Here we describe how the Osirium PAM implements Privileged Identity Management (PIM), Privileged User Management (PUM) and Privileged Access Management (PAM) to increase your cyber security by reducing the attack surface of your systems.
With the Platform, the passwords of privileged accounts are never sent to the SysAdmin’s workstations. Instead the SysAdmins connect to a session that the PxM Platform has set-up on a least privilege model. There are a whole range of terms used in this industry, and since the Platform is a framework for managing privileged user workflow it uses most of them!
Here’s a quick rundown of all these terms, what they do, and which bits of PAM performs them:
This is the inbound part of Osirium PAM. It’s what happens when a SysAdmin logs in to the Desktop Client. The SysAdmin’s identity checks against an authentication service. A range of two factor authentication schemes is then used along with Active Directory. Built-in local authentication is also used here. In a large installation PAM will likely use the services of an Identity Manager. This Identity Manager might use Two Factor Authentication as well!
This is the business of controlling what systems and devices are available to the Privileged User. Osirium PAM's main PUM tool is a Profile. A Profile is a collection of users, tools and tasks along with a set of roles. Thus, a user in a Profile can use the defined tools and tasks at the role defined for each of the systems or devices defined in that Profile.

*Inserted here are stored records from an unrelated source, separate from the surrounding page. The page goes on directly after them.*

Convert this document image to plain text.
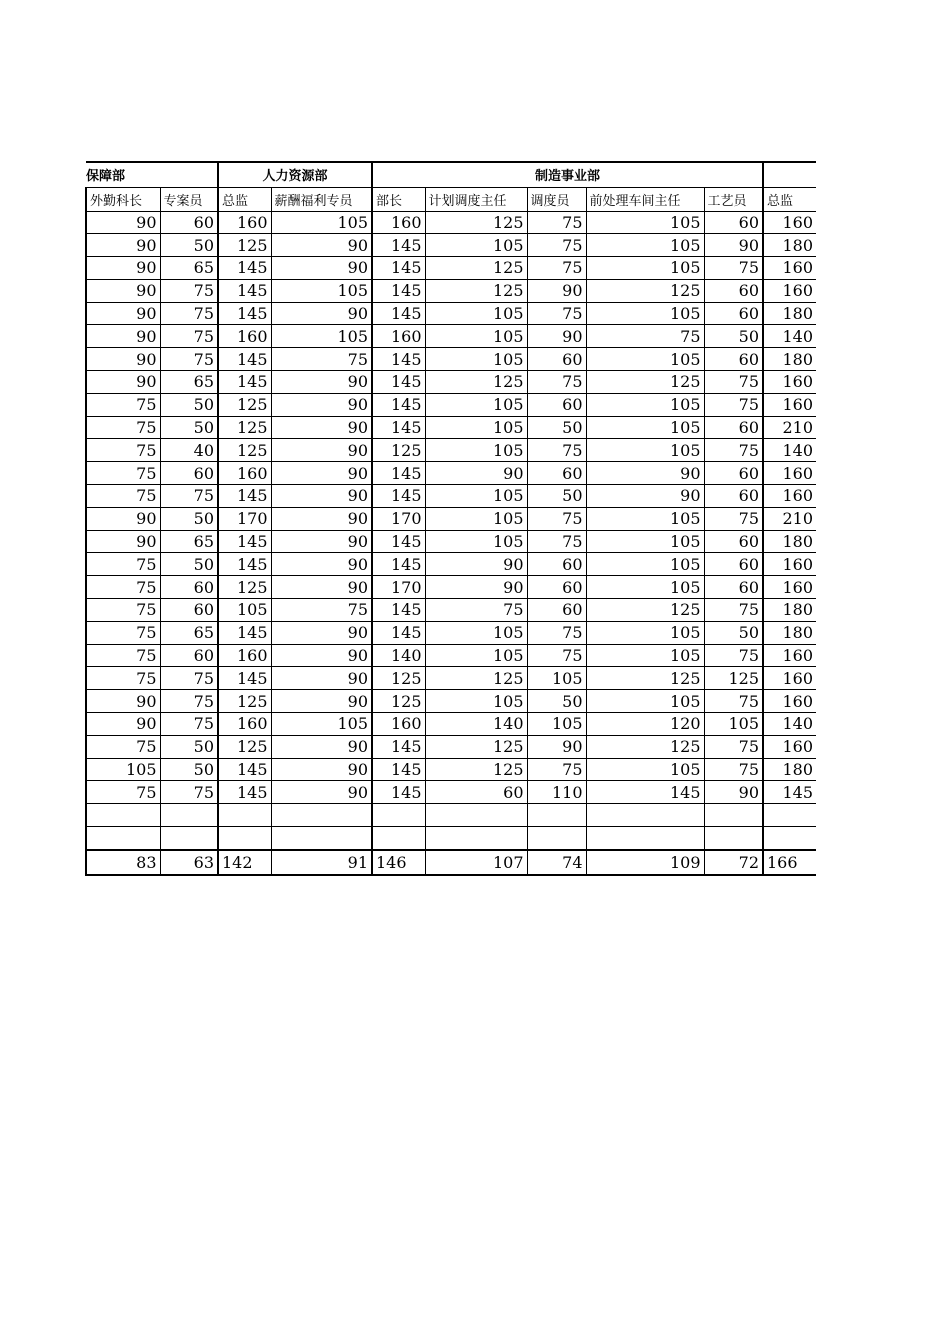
保障部		人力资源部		制造事业部					
外勤科长	专案员	总监	薪酬福利专员	部长	计划调度主任	调度员	前处理车间主任	工艺员	总监
90	60	160	105	160	125	75	105	60	160
90	50	125	90	145	105	75	105	90	180
90	65	145	90	145	125	75	105	75	160
90	75	145	105	145	125	90	125	60	160
90	75	145	90	145	105	75	105	60	180
90	75	160	105	160	105	90	75	50	140
90	75	145	75	145	105	60	105	60	180
90	65	145	90	145	125	75	125	75	160
75	50	125	90	145	105	60	105	75	160
75	50	125	90	145	105	50	105	60	210
75	40	125	90	125	105	75	105	75	140
75	60	160	90	145	90	60	90	60	160
75	75	145	90	145	105	50	90	60	160
90	50	170	90	170	105	75	105	75	210
90	65	145	90	145	105	75	105	60	180
75	50	145	90	145	90	60	105	60	160
75	60	125	90	170	90	60	105	60	160
75	60	105	75	145	75	60	125	75	180
75	65	145	90	145	105	75	105	50	180
75	60	160	90	140	105	75	105	75	160
75	75	145	90	125	125	105	125	125	160
90	75	125	90	125	105	50	105	75	160
90	75	160	105	160	140	105	120	105	140
75	50	125	90	145	125	90	125	75	160
105	50	145	90	145	125	75	105	75	180
75	75	145	90	145	60	110	145	90	145

83	63	142	91	146	107	74	109	72	166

PUM is further defined within the Profile by:
Session Recording: Are sessions going through this Profile recorded?
Time Windows: Should sessions in this Profile limit to set parts of the day?
Living above Profiles there is the concept of Device Group Separation. This is where meta data describes to whom the device or system belongs. Generally, this would be by function or customer. DGS ensures that a privileged user cannot connect to system that belong to different designations. For example, a MSP could define that SysAdmins cannot connect to the systems or more than one customer at a time.
Our underlying technology allows us to extend this to concepts. For example: “Has the privileged user received an incident or change ticket for this session”.
This refers to the management of the actual accounts used on systems, applications and devices. Osirium PAM can discover the accounts defined on systems. I can tell that a specific account is to used as a Control Account and that others used for Roles. Often, PAM will create accounts at a specific role for the use of a specific user based on their profile membership.
So, part of PAM is the discovery, creation, enabling, disabling and deletion of accounts on systems, applications and devices.